Durante los siguientes diez años, me enseñó toda su colección. Sólo hablábamos de eso. De sellos, de matasellos, de primeras emisiones, de errores históricos, de países que existieron y ya no existen; de países que han aparecido en los últimos años. Y le seguían llegando estampillas cada quince días. En algún momento, después de diez años, parece que comenzó a confiar en mí, un domingo me dijo que podía catalogar cuarenta estampillas del nuevo lote que le había llegado dos días antes. Pensé que mis equivocaciones en catalogar las estampillas serían mi ruina y la pérdida de esta extraña amistad. Coloqué algunas como bonitas, otras gordas, otras viejas, otras molestas, otras delgadas y así sucesivamente. Al fin de día, cuando revisó mi trabajo, una sonrisa de aprobación fue su respuesta. Me dijo que efectivamente, ya estaba entendiendo el proceso de la colección.

Otro domingo, me confesó su enfermedad. Yo no me daba cuenta de la misma, me dijo que era algo interno, y que no sabía cuánto tiempo más podría vivir. Es más tal parece que el diagnóstico se lo hicieron en la ciudad, y había venido a pasar los últimos años de su vida alejado de todo aquello. Sin embargo, ya estaba más de diez años aquí sin haber tenido siquiera un dolor de cabeza. Cosa rara, sinceramente.

Sin embargo, parece que su premonición estaba por cumplirse. Un domingo, no apareció a las diez de la mañana. El pueblo comenzó a preocuparse por la misteriosa ausencia, y voltearon a mirarme, como esperando mi respuesta ante la rotura de la rutina. Inicialmente, no trasunté ninguna angustia, pero a la hora de almuerzo tomé la decisión de irlo a buscar a su casa, la cual jamás había pisado.

Toqué la puerta, sin respuesta alguna. Abrí la puerta. Ni su nombre sabía, por lo que pregunté si había alguien allí, nuevamente sin respuesta alguna. Busqué afanosamente el cuarto que Nieves había comentado que estaba lleno de libros.
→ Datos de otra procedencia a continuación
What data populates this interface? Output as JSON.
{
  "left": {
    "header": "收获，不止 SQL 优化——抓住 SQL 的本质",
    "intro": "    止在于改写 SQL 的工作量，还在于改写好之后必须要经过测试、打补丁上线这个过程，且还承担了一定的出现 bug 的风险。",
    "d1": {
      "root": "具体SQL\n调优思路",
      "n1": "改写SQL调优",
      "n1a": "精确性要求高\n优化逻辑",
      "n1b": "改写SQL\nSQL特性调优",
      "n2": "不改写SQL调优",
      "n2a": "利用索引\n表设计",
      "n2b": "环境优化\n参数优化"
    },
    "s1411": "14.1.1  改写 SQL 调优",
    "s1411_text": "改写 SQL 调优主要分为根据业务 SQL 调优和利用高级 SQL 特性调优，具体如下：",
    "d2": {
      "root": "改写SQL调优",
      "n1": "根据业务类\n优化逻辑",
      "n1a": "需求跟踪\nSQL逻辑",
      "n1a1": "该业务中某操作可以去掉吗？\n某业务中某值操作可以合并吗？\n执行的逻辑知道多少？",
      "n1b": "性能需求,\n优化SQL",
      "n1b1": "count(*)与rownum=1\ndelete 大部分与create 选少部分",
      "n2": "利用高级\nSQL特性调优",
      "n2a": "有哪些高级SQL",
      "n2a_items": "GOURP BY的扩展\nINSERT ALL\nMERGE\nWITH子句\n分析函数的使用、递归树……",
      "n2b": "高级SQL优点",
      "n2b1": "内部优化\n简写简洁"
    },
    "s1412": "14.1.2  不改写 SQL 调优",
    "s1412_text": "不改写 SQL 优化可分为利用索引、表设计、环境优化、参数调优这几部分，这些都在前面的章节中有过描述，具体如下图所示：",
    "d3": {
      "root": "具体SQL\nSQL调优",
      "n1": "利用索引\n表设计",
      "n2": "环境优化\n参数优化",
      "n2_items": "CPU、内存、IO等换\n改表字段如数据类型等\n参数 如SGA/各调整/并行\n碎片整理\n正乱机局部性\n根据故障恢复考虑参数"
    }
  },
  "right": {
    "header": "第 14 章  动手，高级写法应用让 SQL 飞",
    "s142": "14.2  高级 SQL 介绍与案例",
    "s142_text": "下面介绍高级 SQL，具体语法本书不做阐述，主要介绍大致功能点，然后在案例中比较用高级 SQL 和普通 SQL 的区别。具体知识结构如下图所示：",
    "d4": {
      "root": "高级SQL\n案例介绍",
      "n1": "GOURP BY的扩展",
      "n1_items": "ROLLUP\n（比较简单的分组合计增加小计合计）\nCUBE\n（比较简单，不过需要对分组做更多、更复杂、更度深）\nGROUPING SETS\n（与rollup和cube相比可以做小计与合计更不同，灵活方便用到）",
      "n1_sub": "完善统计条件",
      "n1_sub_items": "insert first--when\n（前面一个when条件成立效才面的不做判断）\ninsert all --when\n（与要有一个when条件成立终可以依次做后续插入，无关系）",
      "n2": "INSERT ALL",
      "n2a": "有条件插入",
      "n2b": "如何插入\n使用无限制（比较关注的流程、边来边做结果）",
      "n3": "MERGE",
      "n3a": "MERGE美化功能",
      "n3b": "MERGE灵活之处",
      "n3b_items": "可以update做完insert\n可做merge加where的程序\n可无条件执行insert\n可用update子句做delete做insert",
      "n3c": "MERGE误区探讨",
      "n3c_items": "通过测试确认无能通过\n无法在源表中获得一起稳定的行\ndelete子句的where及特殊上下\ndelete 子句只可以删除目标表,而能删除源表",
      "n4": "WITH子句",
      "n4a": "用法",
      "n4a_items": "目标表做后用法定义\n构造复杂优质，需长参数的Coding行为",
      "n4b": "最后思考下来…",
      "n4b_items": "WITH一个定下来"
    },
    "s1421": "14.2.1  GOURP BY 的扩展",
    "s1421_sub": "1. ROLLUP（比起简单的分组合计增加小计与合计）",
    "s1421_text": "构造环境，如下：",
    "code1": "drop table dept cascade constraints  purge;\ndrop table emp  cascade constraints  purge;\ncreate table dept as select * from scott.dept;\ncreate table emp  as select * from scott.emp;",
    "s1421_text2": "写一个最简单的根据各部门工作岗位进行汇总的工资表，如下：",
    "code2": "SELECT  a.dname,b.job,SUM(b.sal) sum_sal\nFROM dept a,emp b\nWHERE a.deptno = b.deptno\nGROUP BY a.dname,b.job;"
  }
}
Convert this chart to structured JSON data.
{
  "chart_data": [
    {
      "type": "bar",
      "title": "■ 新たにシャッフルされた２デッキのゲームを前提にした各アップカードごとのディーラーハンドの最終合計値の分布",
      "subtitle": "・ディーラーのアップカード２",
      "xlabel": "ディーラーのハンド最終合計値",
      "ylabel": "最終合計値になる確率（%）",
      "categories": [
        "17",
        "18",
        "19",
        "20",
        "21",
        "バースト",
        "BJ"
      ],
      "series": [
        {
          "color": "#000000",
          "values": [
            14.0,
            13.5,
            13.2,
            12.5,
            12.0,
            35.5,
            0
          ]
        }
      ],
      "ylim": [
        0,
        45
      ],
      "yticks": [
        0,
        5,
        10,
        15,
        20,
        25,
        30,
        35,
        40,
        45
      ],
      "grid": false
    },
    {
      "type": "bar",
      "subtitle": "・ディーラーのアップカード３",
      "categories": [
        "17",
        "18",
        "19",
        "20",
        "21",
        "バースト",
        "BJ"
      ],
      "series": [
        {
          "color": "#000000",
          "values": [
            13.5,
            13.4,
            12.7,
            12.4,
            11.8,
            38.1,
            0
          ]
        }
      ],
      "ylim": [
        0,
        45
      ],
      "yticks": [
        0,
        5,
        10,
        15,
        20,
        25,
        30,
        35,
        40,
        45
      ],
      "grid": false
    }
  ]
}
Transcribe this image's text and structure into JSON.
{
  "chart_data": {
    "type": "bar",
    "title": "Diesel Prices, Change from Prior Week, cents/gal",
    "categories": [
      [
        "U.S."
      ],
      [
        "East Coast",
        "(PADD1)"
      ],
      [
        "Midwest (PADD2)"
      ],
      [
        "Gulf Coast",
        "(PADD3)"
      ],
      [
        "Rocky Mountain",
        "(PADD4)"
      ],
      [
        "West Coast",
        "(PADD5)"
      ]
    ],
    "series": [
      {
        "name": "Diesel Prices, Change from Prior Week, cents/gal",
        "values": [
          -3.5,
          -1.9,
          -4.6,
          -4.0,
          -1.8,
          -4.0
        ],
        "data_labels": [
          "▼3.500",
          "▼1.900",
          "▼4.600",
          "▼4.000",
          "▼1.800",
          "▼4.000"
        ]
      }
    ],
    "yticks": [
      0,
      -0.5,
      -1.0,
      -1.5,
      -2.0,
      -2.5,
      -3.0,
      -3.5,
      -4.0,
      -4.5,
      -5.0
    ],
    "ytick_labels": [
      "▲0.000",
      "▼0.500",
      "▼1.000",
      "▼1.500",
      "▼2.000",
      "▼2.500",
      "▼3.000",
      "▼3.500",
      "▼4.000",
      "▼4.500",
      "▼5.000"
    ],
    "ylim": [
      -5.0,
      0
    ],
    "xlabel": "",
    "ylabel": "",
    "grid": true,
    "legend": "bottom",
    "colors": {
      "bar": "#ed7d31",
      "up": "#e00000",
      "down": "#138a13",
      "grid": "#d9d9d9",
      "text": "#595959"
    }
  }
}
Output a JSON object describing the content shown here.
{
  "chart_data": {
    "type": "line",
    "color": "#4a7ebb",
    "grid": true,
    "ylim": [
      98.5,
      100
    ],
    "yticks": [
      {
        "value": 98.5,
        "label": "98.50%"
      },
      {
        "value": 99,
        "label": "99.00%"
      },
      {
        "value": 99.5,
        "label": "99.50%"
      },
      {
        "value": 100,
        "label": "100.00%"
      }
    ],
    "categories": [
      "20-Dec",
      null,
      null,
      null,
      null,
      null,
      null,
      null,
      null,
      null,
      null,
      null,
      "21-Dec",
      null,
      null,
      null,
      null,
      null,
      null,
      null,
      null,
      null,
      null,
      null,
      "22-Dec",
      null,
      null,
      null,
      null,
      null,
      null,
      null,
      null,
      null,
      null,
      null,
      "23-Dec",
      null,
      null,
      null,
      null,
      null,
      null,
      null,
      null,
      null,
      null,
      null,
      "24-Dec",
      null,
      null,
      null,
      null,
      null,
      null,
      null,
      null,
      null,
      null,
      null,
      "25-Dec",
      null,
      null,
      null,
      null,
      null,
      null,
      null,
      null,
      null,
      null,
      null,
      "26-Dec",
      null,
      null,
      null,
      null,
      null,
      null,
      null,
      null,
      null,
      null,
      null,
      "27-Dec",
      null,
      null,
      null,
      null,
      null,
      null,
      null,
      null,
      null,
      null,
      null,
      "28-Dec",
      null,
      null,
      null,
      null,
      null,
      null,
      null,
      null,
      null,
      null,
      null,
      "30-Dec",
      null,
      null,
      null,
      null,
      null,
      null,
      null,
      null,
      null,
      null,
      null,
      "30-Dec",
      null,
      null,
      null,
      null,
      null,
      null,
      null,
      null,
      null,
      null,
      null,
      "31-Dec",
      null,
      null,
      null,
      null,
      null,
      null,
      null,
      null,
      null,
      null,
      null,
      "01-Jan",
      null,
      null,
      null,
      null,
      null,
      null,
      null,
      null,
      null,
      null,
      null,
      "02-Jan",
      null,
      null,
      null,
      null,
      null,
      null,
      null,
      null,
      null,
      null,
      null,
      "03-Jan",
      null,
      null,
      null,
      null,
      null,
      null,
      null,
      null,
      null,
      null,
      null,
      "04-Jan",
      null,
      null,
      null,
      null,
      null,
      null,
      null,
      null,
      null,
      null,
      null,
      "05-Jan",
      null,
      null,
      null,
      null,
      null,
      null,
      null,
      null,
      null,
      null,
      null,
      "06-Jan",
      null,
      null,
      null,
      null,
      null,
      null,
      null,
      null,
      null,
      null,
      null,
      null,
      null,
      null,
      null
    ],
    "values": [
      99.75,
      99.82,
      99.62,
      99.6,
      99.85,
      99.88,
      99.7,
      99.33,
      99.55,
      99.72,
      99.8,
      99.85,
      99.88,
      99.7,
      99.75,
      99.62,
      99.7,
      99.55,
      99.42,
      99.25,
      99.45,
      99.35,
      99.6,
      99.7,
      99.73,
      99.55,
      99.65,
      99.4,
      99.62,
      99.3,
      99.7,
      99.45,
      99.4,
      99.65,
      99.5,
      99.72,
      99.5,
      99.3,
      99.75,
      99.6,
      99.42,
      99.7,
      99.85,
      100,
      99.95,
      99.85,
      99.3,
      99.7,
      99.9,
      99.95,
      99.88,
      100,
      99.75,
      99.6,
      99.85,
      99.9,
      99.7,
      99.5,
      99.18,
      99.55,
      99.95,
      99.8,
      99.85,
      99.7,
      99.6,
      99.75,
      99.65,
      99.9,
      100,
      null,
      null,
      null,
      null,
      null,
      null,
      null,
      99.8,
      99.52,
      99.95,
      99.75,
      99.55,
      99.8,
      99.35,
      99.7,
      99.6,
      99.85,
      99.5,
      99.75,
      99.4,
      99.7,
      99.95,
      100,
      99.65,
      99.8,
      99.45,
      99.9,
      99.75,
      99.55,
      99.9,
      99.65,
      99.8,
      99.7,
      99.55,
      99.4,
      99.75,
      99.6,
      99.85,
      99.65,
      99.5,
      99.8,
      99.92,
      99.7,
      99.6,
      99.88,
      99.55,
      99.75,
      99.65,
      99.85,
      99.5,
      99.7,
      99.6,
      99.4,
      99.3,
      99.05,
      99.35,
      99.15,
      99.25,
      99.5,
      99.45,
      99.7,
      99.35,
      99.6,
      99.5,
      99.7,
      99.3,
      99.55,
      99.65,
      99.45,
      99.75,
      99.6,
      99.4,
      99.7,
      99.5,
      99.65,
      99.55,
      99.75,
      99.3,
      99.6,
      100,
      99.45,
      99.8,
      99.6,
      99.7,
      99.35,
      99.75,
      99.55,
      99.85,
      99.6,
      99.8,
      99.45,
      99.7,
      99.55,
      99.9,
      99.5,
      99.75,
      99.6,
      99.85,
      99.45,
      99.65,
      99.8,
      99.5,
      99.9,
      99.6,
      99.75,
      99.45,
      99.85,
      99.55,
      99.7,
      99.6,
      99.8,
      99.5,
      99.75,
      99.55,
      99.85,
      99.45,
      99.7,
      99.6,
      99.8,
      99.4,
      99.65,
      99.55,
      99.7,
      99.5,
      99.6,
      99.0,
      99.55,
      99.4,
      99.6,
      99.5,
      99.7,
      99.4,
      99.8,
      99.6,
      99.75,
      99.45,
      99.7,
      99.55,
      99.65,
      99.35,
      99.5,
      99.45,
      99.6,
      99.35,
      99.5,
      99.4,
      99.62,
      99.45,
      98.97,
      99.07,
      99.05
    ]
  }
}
Cuando entré, no podía creerlo. Estantes llenos de colecciones, una mesa repleta de estampillas sin catalogar y una nota que me hacía único heredero de todos sus bienes, en especial de la colección. Cuando di vuelta, encontré su cadáver que aún tenía en la mano la lupa y la pinza con una estampilla algo gorda de Guinea Ecuatorial.


Texto agregado el 11-09-2003, y leído por 176 visitantes. (0 votos)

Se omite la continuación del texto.